- Um usuário recebeu uma ligação de um suposto atendente do Chase Bank, que tentou convencê-lo a transferir US$ 2.100 via Zelle.
- O golpista alegou que uma conta havia sido aberta em nome do usuário, com transferências suspeitas para o Texas.
- Durante a conversa, foram utilizados táticas de urgência e informações que pareciam legítimas, como números de caso.
- O usuário desconfiou ao perceber que o número de atendimento parecia um telefone e decidiu desligar.
- Após contatar o banco, foi informado que não havia atividades suspeitas em sua conta, e relatos semelhantes foram recebidos na agência do Chase.

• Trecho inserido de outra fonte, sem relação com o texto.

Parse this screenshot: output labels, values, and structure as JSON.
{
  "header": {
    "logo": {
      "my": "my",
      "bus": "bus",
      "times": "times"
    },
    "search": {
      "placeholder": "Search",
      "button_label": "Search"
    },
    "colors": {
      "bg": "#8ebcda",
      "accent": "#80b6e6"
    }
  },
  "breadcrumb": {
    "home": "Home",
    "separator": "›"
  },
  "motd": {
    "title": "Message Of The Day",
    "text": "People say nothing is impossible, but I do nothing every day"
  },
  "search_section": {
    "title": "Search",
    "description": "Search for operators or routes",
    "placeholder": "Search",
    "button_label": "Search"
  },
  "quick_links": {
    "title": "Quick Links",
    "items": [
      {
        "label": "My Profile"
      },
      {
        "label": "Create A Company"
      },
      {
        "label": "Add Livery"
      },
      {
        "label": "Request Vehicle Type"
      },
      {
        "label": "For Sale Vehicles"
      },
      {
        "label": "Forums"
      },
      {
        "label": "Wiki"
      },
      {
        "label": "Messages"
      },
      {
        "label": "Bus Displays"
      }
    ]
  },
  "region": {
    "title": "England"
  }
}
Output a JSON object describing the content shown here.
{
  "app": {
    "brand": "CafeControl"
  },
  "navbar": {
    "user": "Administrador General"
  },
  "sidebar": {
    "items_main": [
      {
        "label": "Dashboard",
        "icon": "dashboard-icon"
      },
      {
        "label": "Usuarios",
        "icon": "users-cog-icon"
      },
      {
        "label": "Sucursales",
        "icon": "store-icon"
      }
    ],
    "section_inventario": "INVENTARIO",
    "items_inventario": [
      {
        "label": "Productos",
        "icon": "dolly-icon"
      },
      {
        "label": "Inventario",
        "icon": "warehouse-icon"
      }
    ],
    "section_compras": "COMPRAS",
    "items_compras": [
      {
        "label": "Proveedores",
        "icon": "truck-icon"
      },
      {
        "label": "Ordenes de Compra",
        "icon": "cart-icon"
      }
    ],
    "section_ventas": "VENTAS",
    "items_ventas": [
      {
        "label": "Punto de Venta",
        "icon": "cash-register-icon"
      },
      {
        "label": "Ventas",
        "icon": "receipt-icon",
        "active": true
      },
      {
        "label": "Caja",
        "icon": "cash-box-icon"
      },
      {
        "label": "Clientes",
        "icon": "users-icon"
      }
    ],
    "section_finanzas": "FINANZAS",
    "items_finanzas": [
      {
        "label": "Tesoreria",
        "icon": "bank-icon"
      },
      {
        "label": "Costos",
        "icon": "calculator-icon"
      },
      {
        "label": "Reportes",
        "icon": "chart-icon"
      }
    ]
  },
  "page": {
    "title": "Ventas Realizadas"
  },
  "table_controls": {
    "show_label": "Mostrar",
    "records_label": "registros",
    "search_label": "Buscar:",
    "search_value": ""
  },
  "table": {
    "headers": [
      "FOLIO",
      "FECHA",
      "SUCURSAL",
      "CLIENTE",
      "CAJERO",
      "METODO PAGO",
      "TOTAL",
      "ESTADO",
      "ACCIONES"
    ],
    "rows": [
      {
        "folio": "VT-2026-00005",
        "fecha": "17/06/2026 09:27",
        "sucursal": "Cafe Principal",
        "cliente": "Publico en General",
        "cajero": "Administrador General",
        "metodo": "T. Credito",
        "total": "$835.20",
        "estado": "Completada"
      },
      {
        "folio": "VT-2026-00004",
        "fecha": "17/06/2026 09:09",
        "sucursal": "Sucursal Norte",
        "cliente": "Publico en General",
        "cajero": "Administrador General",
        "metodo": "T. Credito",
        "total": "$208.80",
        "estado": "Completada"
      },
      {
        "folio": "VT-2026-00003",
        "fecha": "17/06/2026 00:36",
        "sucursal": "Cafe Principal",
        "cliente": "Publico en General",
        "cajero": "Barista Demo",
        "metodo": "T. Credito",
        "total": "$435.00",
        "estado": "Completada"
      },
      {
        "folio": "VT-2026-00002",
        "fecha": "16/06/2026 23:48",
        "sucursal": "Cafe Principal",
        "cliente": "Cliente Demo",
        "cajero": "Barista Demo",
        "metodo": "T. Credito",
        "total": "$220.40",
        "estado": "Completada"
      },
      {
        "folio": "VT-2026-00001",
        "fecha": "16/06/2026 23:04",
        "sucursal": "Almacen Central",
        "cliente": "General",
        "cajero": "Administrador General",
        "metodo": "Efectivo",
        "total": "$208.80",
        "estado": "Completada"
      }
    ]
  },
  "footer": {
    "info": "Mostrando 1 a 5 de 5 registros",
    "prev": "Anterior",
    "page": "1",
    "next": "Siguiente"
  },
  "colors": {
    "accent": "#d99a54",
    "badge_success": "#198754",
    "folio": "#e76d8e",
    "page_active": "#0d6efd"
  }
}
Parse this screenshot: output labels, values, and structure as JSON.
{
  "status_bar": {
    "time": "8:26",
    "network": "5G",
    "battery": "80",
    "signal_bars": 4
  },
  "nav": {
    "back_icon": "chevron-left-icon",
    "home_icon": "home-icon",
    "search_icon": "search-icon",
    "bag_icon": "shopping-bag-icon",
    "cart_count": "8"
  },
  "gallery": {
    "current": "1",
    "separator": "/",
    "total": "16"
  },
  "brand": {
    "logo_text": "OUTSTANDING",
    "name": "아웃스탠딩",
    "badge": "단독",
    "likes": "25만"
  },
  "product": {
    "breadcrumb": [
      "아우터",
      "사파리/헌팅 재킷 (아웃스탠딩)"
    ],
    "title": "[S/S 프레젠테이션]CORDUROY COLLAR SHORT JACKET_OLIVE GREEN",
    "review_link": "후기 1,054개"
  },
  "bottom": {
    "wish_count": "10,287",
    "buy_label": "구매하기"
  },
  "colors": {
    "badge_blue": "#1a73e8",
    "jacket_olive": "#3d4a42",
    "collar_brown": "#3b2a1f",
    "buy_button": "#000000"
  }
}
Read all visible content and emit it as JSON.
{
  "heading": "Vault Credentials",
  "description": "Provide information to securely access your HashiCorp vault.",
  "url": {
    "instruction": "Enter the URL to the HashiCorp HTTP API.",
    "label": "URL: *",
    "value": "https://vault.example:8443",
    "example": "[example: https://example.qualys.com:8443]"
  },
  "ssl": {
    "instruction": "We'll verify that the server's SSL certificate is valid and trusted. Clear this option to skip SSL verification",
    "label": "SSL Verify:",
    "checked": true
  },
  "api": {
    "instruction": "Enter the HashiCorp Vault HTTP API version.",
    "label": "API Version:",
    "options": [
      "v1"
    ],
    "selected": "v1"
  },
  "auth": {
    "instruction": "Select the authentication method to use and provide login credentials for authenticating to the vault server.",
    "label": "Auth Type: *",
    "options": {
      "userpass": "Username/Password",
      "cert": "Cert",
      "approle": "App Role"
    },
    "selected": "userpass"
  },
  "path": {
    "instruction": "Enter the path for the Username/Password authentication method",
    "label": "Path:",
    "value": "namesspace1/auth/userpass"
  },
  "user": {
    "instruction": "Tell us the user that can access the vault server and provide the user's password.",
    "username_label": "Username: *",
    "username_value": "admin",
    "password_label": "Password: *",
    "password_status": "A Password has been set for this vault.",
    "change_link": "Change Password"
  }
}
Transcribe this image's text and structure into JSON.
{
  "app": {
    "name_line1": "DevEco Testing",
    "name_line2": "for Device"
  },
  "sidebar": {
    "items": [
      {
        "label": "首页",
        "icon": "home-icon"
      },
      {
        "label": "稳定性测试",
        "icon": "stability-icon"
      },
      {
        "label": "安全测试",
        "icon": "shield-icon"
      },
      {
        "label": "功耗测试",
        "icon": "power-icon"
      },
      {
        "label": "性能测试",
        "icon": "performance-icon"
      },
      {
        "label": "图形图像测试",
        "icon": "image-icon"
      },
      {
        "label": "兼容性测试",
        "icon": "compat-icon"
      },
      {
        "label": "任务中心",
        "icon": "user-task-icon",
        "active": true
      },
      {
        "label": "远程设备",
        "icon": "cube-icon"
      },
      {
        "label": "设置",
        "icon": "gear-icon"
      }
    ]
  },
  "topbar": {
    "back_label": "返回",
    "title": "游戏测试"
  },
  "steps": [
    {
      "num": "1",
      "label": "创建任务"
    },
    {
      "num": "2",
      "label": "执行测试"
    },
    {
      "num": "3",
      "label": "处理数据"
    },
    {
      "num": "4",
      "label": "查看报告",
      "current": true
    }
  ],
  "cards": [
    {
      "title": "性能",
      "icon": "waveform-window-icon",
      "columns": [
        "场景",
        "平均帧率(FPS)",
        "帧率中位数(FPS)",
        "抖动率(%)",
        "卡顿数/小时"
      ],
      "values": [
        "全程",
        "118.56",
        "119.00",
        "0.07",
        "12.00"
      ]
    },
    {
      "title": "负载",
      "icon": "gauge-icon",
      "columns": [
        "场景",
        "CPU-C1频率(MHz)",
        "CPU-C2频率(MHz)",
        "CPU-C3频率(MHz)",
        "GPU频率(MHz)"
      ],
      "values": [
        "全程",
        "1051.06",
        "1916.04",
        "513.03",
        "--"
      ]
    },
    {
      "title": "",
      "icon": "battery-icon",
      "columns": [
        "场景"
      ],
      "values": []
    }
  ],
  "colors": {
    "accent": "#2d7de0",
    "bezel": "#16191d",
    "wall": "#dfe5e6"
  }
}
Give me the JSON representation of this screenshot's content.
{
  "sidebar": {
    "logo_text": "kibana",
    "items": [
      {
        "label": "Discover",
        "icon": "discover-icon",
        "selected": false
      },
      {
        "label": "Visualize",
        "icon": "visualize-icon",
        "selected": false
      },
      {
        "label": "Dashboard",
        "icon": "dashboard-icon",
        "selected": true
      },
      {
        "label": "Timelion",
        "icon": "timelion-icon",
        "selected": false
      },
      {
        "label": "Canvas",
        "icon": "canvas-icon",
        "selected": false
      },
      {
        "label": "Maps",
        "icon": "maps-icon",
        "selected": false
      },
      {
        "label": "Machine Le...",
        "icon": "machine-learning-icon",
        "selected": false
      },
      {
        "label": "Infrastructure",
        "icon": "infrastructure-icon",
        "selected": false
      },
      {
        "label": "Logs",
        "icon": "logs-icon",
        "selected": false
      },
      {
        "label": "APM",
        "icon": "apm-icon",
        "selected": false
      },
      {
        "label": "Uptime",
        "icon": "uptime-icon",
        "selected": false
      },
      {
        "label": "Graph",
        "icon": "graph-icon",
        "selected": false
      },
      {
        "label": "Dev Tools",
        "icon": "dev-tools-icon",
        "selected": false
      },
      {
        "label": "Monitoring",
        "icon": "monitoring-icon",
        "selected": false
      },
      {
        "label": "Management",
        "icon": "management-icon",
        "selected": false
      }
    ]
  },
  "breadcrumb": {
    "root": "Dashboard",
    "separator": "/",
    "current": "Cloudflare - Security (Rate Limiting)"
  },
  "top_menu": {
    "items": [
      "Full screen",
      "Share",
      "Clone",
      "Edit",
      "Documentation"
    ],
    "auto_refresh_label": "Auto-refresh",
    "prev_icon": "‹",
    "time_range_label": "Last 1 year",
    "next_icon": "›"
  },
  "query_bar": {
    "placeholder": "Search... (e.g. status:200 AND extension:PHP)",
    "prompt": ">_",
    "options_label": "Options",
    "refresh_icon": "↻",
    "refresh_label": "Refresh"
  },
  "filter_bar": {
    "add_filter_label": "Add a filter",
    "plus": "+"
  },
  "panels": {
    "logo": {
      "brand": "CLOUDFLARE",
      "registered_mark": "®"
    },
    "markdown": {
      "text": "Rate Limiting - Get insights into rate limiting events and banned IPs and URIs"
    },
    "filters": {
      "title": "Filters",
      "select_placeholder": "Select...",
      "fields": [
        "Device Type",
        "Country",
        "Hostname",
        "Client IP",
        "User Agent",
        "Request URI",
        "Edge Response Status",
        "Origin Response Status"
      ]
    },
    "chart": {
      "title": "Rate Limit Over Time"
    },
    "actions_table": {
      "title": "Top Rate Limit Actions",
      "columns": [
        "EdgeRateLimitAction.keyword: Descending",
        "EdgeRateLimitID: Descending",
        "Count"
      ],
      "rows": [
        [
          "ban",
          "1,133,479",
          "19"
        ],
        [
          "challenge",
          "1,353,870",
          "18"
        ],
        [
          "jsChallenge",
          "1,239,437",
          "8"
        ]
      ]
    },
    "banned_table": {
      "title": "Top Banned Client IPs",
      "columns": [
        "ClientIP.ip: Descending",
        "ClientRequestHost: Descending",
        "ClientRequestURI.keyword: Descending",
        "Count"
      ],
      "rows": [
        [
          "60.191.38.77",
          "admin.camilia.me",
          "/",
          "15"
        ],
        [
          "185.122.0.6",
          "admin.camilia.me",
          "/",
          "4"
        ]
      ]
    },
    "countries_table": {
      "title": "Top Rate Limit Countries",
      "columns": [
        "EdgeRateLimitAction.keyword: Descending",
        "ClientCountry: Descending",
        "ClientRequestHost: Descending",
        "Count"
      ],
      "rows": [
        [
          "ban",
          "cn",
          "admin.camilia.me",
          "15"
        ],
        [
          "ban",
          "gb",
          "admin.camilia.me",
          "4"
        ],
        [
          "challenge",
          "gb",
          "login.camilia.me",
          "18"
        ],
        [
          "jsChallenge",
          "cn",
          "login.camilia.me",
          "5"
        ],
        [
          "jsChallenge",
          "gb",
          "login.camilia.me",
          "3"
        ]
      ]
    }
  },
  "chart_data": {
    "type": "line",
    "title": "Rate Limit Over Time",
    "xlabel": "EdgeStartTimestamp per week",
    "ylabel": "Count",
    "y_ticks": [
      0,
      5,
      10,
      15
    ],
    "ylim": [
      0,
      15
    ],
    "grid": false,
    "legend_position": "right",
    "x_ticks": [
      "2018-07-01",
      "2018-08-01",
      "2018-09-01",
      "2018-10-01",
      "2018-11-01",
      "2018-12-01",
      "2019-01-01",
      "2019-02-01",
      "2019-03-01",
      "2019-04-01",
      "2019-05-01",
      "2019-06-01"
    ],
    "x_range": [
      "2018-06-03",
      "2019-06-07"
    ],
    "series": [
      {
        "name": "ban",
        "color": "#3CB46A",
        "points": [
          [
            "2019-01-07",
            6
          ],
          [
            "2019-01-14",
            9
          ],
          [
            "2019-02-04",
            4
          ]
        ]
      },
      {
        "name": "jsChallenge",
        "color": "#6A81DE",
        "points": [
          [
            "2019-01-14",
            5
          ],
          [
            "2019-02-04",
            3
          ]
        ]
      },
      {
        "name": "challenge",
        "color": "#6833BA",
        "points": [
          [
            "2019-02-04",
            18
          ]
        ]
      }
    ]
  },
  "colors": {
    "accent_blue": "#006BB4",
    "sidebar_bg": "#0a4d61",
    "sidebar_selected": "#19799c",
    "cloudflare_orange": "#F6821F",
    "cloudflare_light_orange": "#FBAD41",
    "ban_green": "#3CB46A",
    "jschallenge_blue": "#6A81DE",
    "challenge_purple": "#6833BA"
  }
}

Um usuário recebeu uma ligação de um suposto atendente do Chase Bank, que tentava convencê-lo a transferir US$ 2.100 via Zelle, revelando a crescente sofisticação dos golpistas. O FBI registrou US$ 16,6 bilhões em perdas por fraudes digitais em 2024, com métodos como phishing e spoofing em alta.
Durante a ligação, o atendente, que se identificou como do Chase, afirmou que uma conta havia sido aberta em nome do usuário, com transferências suspeitas para o Texas. O golpista utilizou táticas de urgência e forneceu informações que pareciam legítimas, como números de caso e códigos de cancelamento, para ganhar a confiança da vítima.
O “supervisor” da ligação pediu que o usuário abrisse o aplicativo do Zelle e realizasse a transferência. No entanto, a desconfiança aumentou quando o usuário percebeu que o número de atendimento parecia um telefone. Ao sugerir ir até a agência do Chase, o golpista respondeu que seria tarde demais. O usuário desligou e contatou seu banco, que confirmou que não havia atividades suspeitas em sua conta.
Benjamin Chance, da Early Warning Services, destacou que golpes de impostores aumentaram desde a pandemia, devido à urgência e à sensação de legitimidade que os golpistas criam. Ele recomenda que as pessoas desconfiem de chamadas de números desconhecidos e verifiquem diretamente com o banco.
Após a ligação, o usuário visitou a agência do Chase na Times Square, onde foi informado que não havia ninguém com o nome do “supervisor”. Funcionários relataram que já haviam recebido relatos semelhantes de outras vítimas. O usuário também tentou buscar mais informações em fóruns online, mas sua publicação foi rejeitada, evidenciando a dificuldade em encontrar e alertar outras possíveis vítimas.